1. Mallipatna A, Marino M, Singh AD. Genetics of Retinoblastoma. Asia-Pacific Journal of Ophthalmology.
2016;5(4):260-264. doi:10.1097/apo.0000000000000219.
2. Plousiou M, Vannini I. Non-Coding RNAs in Retinoblastoma. Front Genet. 2019;10:1155. Published
2019 Nov 14. doi:10.3389/fgene.2019.01155
3. Fabian ID, Onadim Z, Karaa E, et al. The management of retinoblastoma. Oncogene.
2018;37(12):1551-1560. doi:10.1038/s41388-017-0050-x.
4. Castro-Magdonel BE, Orjuela M, Camacho J, et al. miRNome landscape analysis reveals a 30 miRNA
core in retinoblastoma. BMC Cancer. 2017;17(1):458. Published 2017 Jul 1. doi:10.1186/s12885-017-
3421-3
5. Yang M, Li Y, Wei W. MicroRNA-188-5p Promotes Epithelial-Mesenchymal Transition by Targeting ID4
Through Wnt/β-catenin Signaling in Retinoblastoma. Onco Targets Ther. 2019;12:10251–10262.

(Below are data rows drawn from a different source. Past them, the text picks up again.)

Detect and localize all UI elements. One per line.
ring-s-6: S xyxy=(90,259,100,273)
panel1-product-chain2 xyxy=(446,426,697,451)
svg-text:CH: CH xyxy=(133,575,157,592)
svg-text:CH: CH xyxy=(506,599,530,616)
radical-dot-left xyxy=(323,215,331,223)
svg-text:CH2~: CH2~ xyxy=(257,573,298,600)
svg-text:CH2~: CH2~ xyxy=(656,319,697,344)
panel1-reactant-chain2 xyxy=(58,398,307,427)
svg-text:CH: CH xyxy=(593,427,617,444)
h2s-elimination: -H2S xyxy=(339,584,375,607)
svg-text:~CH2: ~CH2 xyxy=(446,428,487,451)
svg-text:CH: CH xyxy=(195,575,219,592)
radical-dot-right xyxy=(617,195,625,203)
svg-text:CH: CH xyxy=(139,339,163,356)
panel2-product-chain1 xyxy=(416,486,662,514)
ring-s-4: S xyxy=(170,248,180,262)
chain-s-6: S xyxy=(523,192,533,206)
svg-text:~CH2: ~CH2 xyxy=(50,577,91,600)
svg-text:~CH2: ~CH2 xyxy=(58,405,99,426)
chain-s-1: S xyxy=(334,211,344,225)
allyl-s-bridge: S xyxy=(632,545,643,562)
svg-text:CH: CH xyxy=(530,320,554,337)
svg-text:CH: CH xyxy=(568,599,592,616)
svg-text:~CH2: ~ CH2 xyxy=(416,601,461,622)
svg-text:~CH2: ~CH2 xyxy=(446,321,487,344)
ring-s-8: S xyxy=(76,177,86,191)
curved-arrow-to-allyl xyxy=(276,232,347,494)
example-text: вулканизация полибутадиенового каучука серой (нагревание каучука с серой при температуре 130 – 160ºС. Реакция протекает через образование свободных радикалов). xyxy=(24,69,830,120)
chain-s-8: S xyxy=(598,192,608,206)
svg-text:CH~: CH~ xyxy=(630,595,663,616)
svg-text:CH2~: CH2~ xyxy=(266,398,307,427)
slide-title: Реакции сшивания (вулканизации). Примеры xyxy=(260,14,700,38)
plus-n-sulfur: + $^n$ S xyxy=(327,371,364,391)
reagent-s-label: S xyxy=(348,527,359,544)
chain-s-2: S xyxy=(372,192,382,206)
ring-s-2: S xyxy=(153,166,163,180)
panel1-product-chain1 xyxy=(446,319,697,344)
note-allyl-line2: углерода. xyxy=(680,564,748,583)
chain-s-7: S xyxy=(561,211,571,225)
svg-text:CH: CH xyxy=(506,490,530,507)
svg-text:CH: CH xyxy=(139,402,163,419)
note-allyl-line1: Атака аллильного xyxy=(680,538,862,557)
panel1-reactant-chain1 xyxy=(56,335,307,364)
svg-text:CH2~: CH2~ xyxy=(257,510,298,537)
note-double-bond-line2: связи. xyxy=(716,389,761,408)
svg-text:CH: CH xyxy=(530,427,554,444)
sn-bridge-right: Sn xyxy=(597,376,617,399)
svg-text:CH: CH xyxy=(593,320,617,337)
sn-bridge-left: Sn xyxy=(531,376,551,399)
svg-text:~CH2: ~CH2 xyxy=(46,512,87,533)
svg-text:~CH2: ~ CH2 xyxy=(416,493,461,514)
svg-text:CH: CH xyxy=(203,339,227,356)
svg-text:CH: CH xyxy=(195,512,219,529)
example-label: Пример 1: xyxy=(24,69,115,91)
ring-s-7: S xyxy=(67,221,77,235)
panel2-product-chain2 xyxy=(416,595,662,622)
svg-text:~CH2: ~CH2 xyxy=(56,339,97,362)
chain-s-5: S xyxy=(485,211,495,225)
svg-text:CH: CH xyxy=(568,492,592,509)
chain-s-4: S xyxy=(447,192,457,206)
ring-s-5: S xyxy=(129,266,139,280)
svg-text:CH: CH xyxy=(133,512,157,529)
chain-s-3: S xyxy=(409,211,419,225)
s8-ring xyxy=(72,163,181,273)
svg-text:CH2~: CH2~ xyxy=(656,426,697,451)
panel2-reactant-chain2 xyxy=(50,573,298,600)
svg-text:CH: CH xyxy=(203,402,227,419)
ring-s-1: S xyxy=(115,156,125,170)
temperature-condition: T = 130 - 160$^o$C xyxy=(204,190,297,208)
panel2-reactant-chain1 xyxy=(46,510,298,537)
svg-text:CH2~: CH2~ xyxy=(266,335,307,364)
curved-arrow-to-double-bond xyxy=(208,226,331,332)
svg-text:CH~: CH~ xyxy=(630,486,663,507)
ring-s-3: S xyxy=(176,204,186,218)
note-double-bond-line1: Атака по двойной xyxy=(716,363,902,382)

Published 2019 Nov 27. doi:10.2147/OTT.S229739
6. Gui F, Hong Z, You Z, Wu H, Zhang Y. MiR-21 inhibitor suppressed the progression of retinoblastoma
via the modulation of PTEN/PI3K/AKT pathway. Cell Biology International. 2016;40(12):1294-1302.
doi:10.1002/cbin.10678.
7. Yu F, Pang G, Zhao G. ANRIL acts as onco-lncRNA by regulation of microRNA-24/c-Myc, MEK/ERK
and Wnt/β-catenin pathway in retinoblastoma. International Journal of Biological Macromolecules.
2019;128:583-592. doi:10.1016/j.ijbiomac.2019.01.157.